Another critical topic was chestnut blight (OG BioChestnut), an epidemic that spreads rapidly, caused by Cryphonectria parasitica, an exotic fungus introduced to Portugal in 1989. This disease has historically devastated American chestnuts. The concept of mycoviruses and hypovirulence was discussed, noting that hypovirulence can be both beneficial and problematic. The complex process of obtaining EU and national authorization for field application of products was highlighted as a significant hurdle, though permission can be obtained. It was emphasized that showing results to farmers is also a crucial aspect to be addressed.


Presentations also delved into tools for characterizing agricultural products (OG Bijou), such as burgundy truffles, using a colorimetric system to establish a standard rule based on maturity level. This work included chemical and sensory characterization of truffle aromas and the identification of volatile organic compounds through sensory and physico-chemical analysis.
Furthermore, efforts to promote truffle commercialization in Spain were discussed (OG Tuber Label). While Spain produces 60-80% of Tuber melanosporum truffles, most are sold abroad, often at higher prices in other countries like France. The Spanish market’s utilization of black truffles is low, with the average consumer aged 46 – 60 years, typically purchasing less than 50 euros worth per year for home or restaurant use. The aim is to facilitate the transfer of the product from seller to consumer. The wholesale market involves selling batches with weekly sessions, quality control for each batch, and prices determined by offer, with truffles uploaded unwashed with pictures to a website and a minimum price set at the beginning. It was also noted that the aroma of white truffles is more heat-resistant.

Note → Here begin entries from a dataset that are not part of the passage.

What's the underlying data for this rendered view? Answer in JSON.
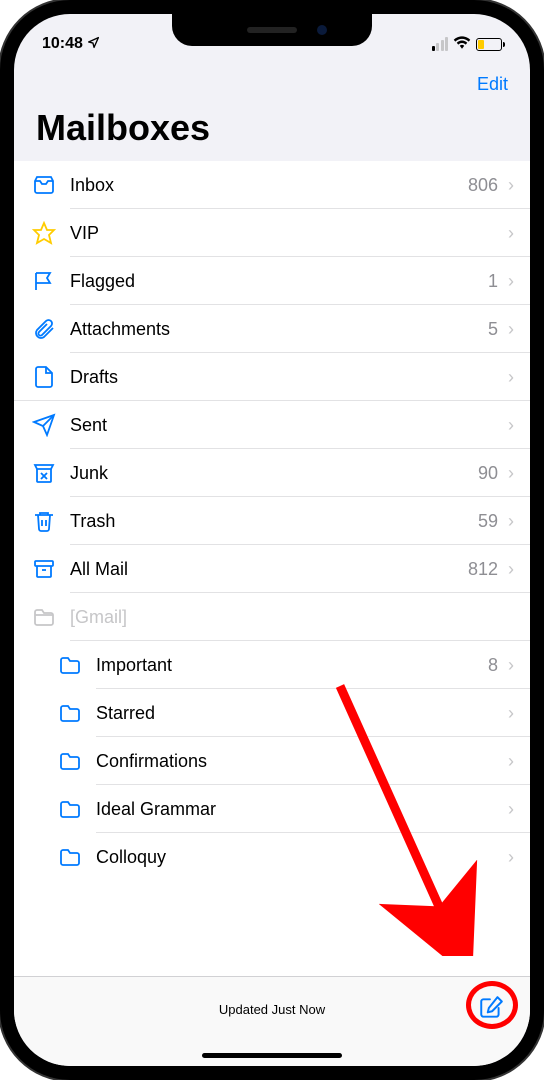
{
  "status_bar": {
    "time": "10:48"
  },
  "nav": {
    "edit": "Edit"
  },
  "title": "Mailboxes",
  "mailboxes": [
    {
      "icon": "inbox",
      "label": "Inbox",
      "count": "806",
      "indent": 0
    },
    {
      "icon": "star",
      "label": "VIP",
      "count": "",
      "indent": 0
    },
    {
      "icon": "flag",
      "label": "Flagged",
      "count": "1",
      "indent": 0
    },
    {
      "icon": "attachment",
      "label": "Attachments",
      "count": "5",
      "indent": 0
    },
    {
      "icon": "draft",
      "label": "Drafts",
      "count": "",
      "indent": 0,
      "fullsep": true
    },
    {
      "icon": "sent",
      "label": "Sent",
      "count": "",
      "indent": 0
    },
    {
      "icon": "junk",
      "label": "Junk",
      "count": "90",
      "indent": 0
    },
    {
      "icon": "trash",
      "label": "Trash",
      "count": "59",
      "indent": 0
    },
    {
      "icon": "allmail",
      "label": "All Mail",
      "count": "812",
      "indent": 0
    },
    {
      "icon": "folder-gray",
      "label": "[Gmail]",
      "count": "",
      "indent": 0,
      "disabled": true,
      "nochevron": true
    },
    {
      "icon": "folder",
      "label": "Important",
      "count": "8",
      "indent": 1
    },
    {
      "icon": "folder",
      "label": "Starred",
      "count": "",
      "indent": 1
    },
    {
      "icon": "folder",
      "label": "Confirmations",
      "count": "",
      "indent": 1
    },
    {
      "icon": "folder",
      "label": "Ideal Grammar",
      "count": "",
      "indent": 1
    },
    {
      "icon": "folder",
      "label": "Colloquy",
      "count": "",
      "indent": 1,
      "nosep": true
    }
  ],
  "toolbar": {
    "status": "Updated Just Now"
  },
  "colors": {
    "accent": "#007aff",
    "star": "#ffcc00",
    "annotation": "#ff0000"
  }
}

During the second day of visit, we had the chance to explore deeply the work carried on by (ABA) Asociación Berciana De Agricultores in Borrenes (Leon, Spain), in restoring and management of the chestnut forests.
Then, Aida Rodriguez Garcia took participants into a tour in a pinus forest near Villafranca del Bierzo (Leon, Spain), where the Proyecto CARES, is currently working for the implementation of the resin extraction. It was great to see so much interest in the topic and how this project is actively working hard to restore the local economy of the resin sector by improving the extraction technologies.

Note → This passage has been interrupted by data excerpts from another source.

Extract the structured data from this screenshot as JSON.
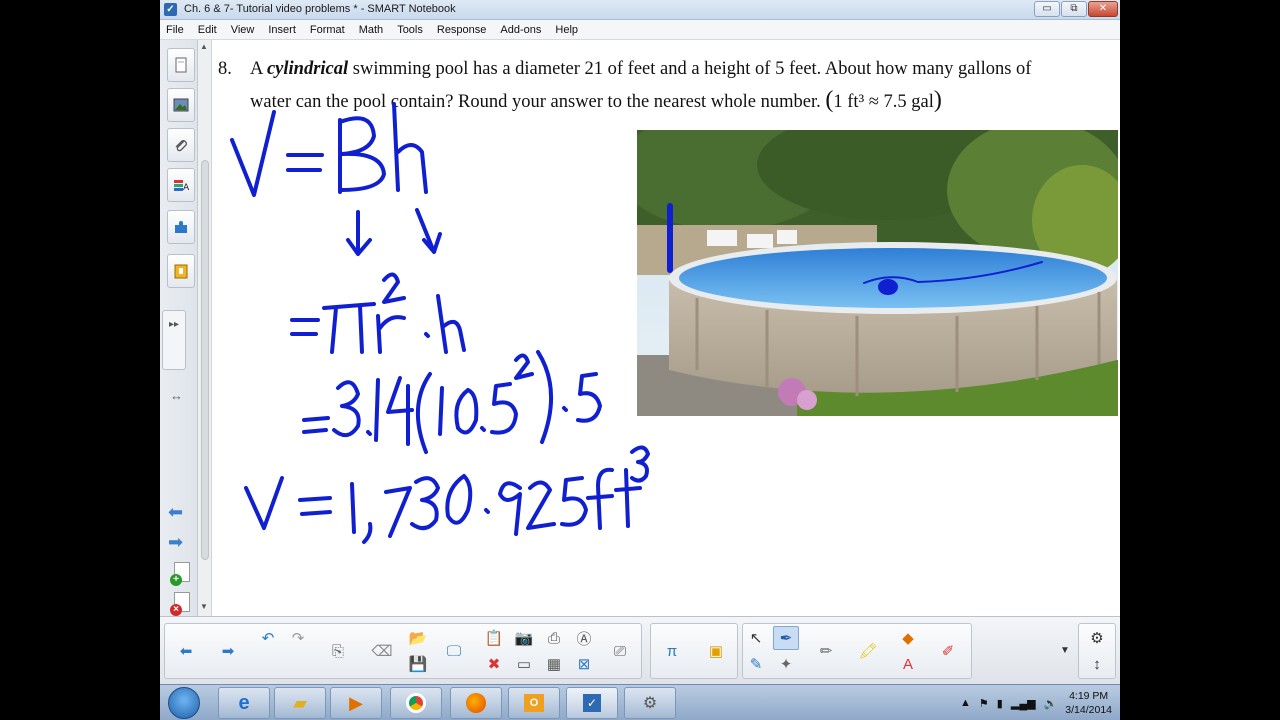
{
  "window": {
    "title": "Ch. 6 & 7- Tutorial video problems * - SMART Notebook",
    "minimize": "▭",
    "maximize": "⧉",
    "close": "✕"
  },
  "menu": [
    "File",
    "Edit",
    "View",
    "Insert",
    "Format",
    "Math",
    "Tools",
    "Response",
    "Add-ons",
    "Help"
  ],
  "question": {
    "number": "8.",
    "line1_a": "A ",
    "line1_emph": "cylindrical",
    "line1_b": " swimming pool has a diameter 21 of feet and a height of 5 feet. About how many gallons of",
    "line2": "water can the pool contain? Round your answer to the nearest whole number.",
    "conversion": "1 ft³ ≈ 7.5 gal"
  },
  "handwriting": {
    "line1": "V = Bh",
    "line2": "= πr²·h",
    "line3": "= 3.14(10.5²)·5",
    "line4": "V = 1,730.925 ft³"
  },
  "sidebar": {
    "buttons": [
      "page-sorter",
      "gallery",
      "attachments",
      "properties",
      "add-ons",
      "response"
    ],
    "handle": "▸▸"
  },
  "taskbar": {
    "time": "4:19 PM",
    "date": "3/14/2014"
  },
  "colors": {
    "ink": "#1020d0",
    "accent": "#3d7fc9"
  }
}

On the third day of the study visit a workshop was held. Discussions centered on chestnut (GO YESweCAst) cultivation and mycology, underscoring the value of cross-border collaboration and multi-actor approaches.
Innovations proposed for chestnut cultivation included using a portable shredder to produce biochar, biogas, or bio-oil OG INGECA, integrating pruning waste into manufacturing boards, and creating “liquid smoke” from residue burning for the food sector. Participants also explored ways to boost the market value of gluten-free chestnut products. The potential of chestnut burrs, or “erizos,” as a by-product was also a topic, though current limitations were acknowledged. For mycology, the MICOCYL program in Castilla y León was presented for its work in managing mycological resources.
Portugal’s representatives emphasized optimizing all processes, from monitoring productive stands to involving stakeholders and improving the economic profitability of chestnut exploitation. The discussion highlighted the need for professionalization within the non-wood forest products (NWFP) sector, along with the importance of sharing best practices and establishing platforms for knowledge exchange across all NWFPs.
Key discussions also addressed the balance between environmental conservation and the technological advancements necessary for profitability and job creation. New markets for products like carob and pistachio were explored, stressing the need for marketing specialists and multidisciplinary teams to effectively integrate social and technical innovation within the sector.